I went back and checked...this was shot with a Da Vinci 4x5 pinhole camera. I think about a 6 sec exposure on Arista ISO 400 film. It's a straight contact frame print with 15-20 drops of silver nitrate on a salted paper. I never get real fancy with the salt side, as often using table salt as Bostick-Sullivan's premade stuff. All you need is a decent binder applied uniformly across the grain of the paper, in this case Arches Platine. I have noticed that some "sea" salts create a hint of magenta toning to the image.

I sometimes took my students to the beach when we did large cyanotypes and used the ocean as the rinse (later rinsing thoroughly in fresh water). While there, we would soak about 30 sheets of 11 x 15 paper in the surf, take them back to school, dry, cut and use for salted prints..worked great. (We blocked them with soaker sheets and put them in a printer's press to keep flat.)


----------



## amolitor (Jan 21, 2013)

Nicely done! I like the look of salt prints, always have.

I figured you'd actually preserved your mini in a tun of salt or something, though, so I was kinda bummed to see a print!


----------



## amolitor (Jan 21, 2013)

I gotta say, the photo itself just looks like nuthin, though. Maybe with the truck gone it would be ok.
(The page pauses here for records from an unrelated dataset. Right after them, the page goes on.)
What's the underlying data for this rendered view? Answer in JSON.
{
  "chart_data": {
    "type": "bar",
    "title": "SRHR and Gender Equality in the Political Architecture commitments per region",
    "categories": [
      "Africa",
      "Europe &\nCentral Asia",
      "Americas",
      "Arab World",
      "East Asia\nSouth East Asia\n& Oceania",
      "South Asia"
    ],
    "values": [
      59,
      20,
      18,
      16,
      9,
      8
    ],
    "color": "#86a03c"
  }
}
The mini has a nice look to it, of course, and I kind of dig the telephone pole in the background, but all-up the photo is just a 'wtf a piccie of me car, wot?' snap. I know you do vastly better work than this!

Trying to save a bad photo with a nifty olde schoole processe? It's beneath you, man


----------



## ceeboy14 (Jan 21, 2013)

I used it in my photography class to demonstrate the use of a pinhole camera, process 4 x 5 film in a flat tray, then to make a contact salt print. It wasn't meant to turn the art world upside down, only to perhaps spark an idea or two into some of my students who really liked doing experimental photography.


----------



## amolitor (Jan 21, 2013)

Ah, ok. Well done for a "ok, wtf is there outside that we can shoot real quick" shot.


----------



## ceeboy14 (Jan 21, 2013)

That was pretty much it and a student picked my car. Sucking up for a grade, I suspect...


----------



## amolitor (Jan 21, 2013)

You could have used it as a teachable moment!
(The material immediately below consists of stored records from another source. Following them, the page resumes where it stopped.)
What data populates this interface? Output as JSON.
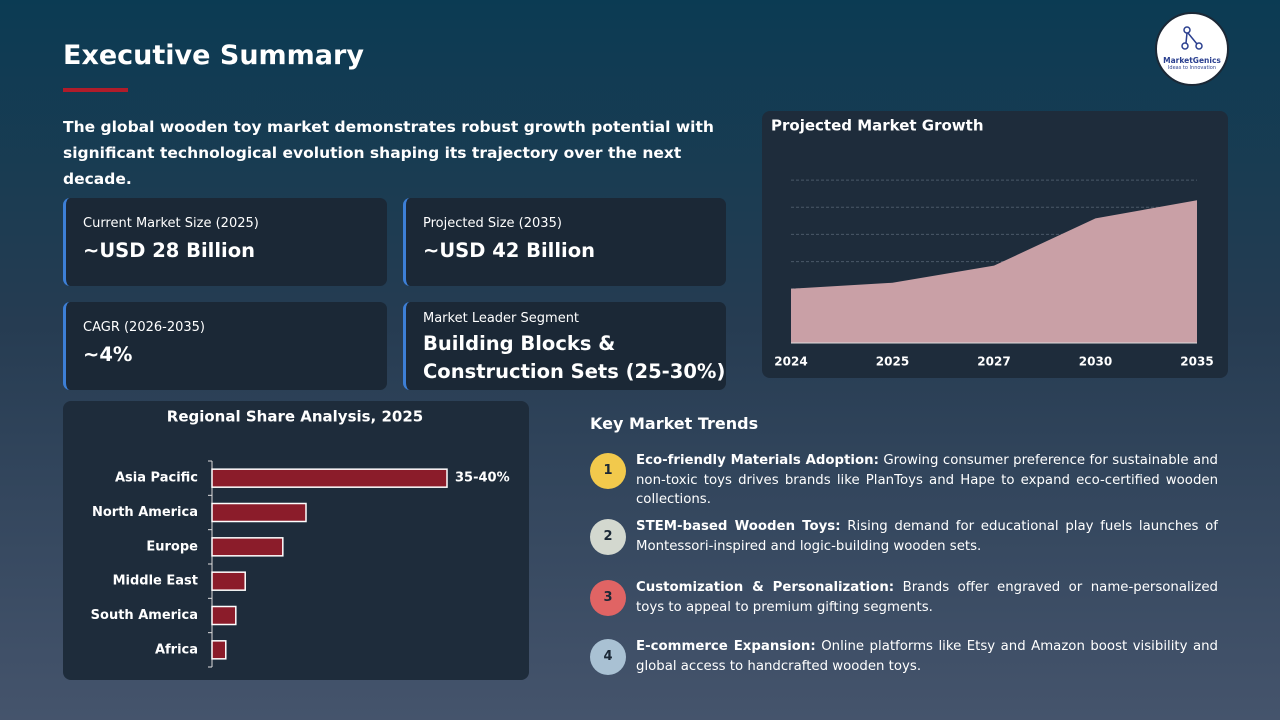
{
  "header": {
    "title": "Executive Summary"
  },
  "logo": {
    "name": "MarketGenics",
    "tagline": "Ideas to Innovation"
  },
  "summary": "The global wooden toy market demonstrates robust growth potential with significant technological evolution shaping its trajectory over the next decade.",
  "kpis": [
    {
      "label": "Current Market Size (2025)",
      "value": "~USD 28 Billion"
    },
    {
      "label": "Projected Size (2035)",
      "value": "~USD 42 Billion"
    },
    {
      "label": "CAGR (2026-2035)",
      "value": "~4%"
    },
    {
      "label": "Market Leader Segment",
      "value": "Building Blocks & Construction Sets (25-30%)"
    }
  ],
  "trends": {
    "title": "Key Market Trends",
    "items": [
      {
        "number": "1",
        "title": "Eco-friendly Materials Adoption:",
        "text": "Growing consumer preference for sustainable and non-toxic toys drives brands like PlanToys and Hape to expand eco-certified wooden collections.",
        "color": "#f2c94c"
      },
      {
        "number": "2",
        "title": "STEM-based Wooden Toys:",
        "text": "Rising demand for educational play fuels launches of Montessori-inspired and logic-building wooden sets.",
        "color": "#d3d8cf"
      },
      {
        "number": "3",
        "title": "Customization & Personalization:",
        "text": "Brands offer engraved or name-personalized toys to appeal to premium gifting segments.",
        "color": "#e06464"
      },
      {
        "number": "4",
        "title": "E-commerce Expansion:",
        "text": "Online platforms like Etsy and Amazon boost visibility and global access to handcrafted wooden toys.",
        "color": "#a9c1d3"
      }
    ]
  },
  "chart_data": [
    {
      "type": "hbar",
      "title": "Regional Share Analysis, 2025",
      "categories": [
        "Asia Pacific",
        "North America",
        "Europe",
        "Middle East",
        "South America",
        "Africa"
      ],
      "values": [
        37.5,
        15,
        11.3,
        5.3,
        3.8,
        2.2
      ],
      "value_labels": [
        "35-40%",
        null,
        null,
        null,
        null,
        null
      ],
      "color": "#8b1c2a",
      "xlim": [
        0,
        45
      ]
    },
    {
      "type": "area",
      "title": "Projected Market Growth",
      "categories": [
        "2024",
        "2025",
        "2027",
        "2030",
        "2035"
      ],
      "values": [
        2.0,
        2.22,
        2.85,
        4.59,
        5.26
      ],
      "color": "#c9a0a6",
      "ylim": [
        0,
        7
      ],
      "grid_lines": [
        1,
        2,
        3,
        4,
        5,
        6
      ]
    }
  ]
}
"Now, students, we see that the truck is a problem in the composition. With it gone, the composition will have balance and beauty."
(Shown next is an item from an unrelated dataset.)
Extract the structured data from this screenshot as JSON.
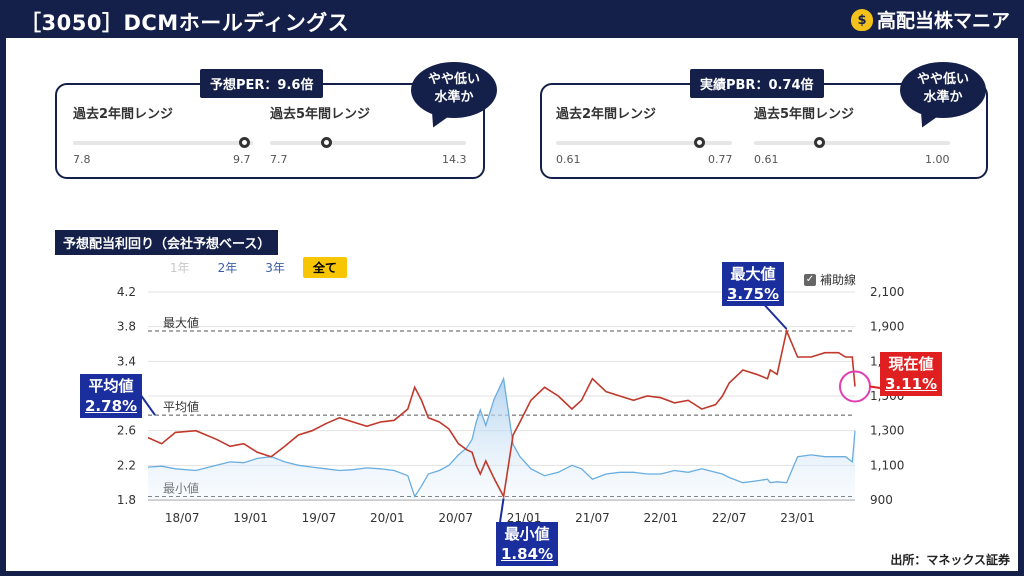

"What shall we do, sensei?"

"We wait."


----------



## ceeboy14 (Jan 21, 2013)

We had 1 hour 50 minutes to shoot, process film, prep alt paper (while film washed), expose, develop, fix and wash.


----------



## amolitor (Jan 21, 2013)

Holy crap. That's... tight. Did you contact print wet, or somehow force dry the negative?


----------



## ceeboy14 (Jan 21, 2013)

I've done wet contacts when I did newspaper work, but with hand applied emulsions, in this case a 10% solution of silver nitrate, it ruins your negative so that wasn't an option... I had a hot air hand dryer mounted in the classroom because of all the wet hands. They may have used this. In some cases like with the ziatype process, the solution had to be slightly damp so we used a piece of clear acetate between the emulsion and the negative to protect the negative. 

The exposure time for this image was around 5 minutes, bright sun. One minute in the shade, 6 in direct sunlight...it is a slight dry-down process so it becomes a bit of a guessing game but I generally figure about a half stop less exposure to compensate. Development (Water, Soduim Thiosulphate and some sodium bicarb) is 15 min total and the wash another 15. That was done by me after they headed off to class (the wash). Hang up to dry and print finished, archival..oh, a little less than forever.


----------



## terri (Jan 22, 2013)

Ha!  You're a machine!   :thumbup:   Thanks for explaining the process.


----------



## ColRay (Feb 3, 2013)

Great result!!


----------



## ColRay (Feb 3, 2013)

I must post a couple of my salt prints


----------



## TATTRAT (Mar 16, 2013)

MINI for new MINI's, old Minis are Minis, sorry. .. .it's the MINIack in me showing.


----------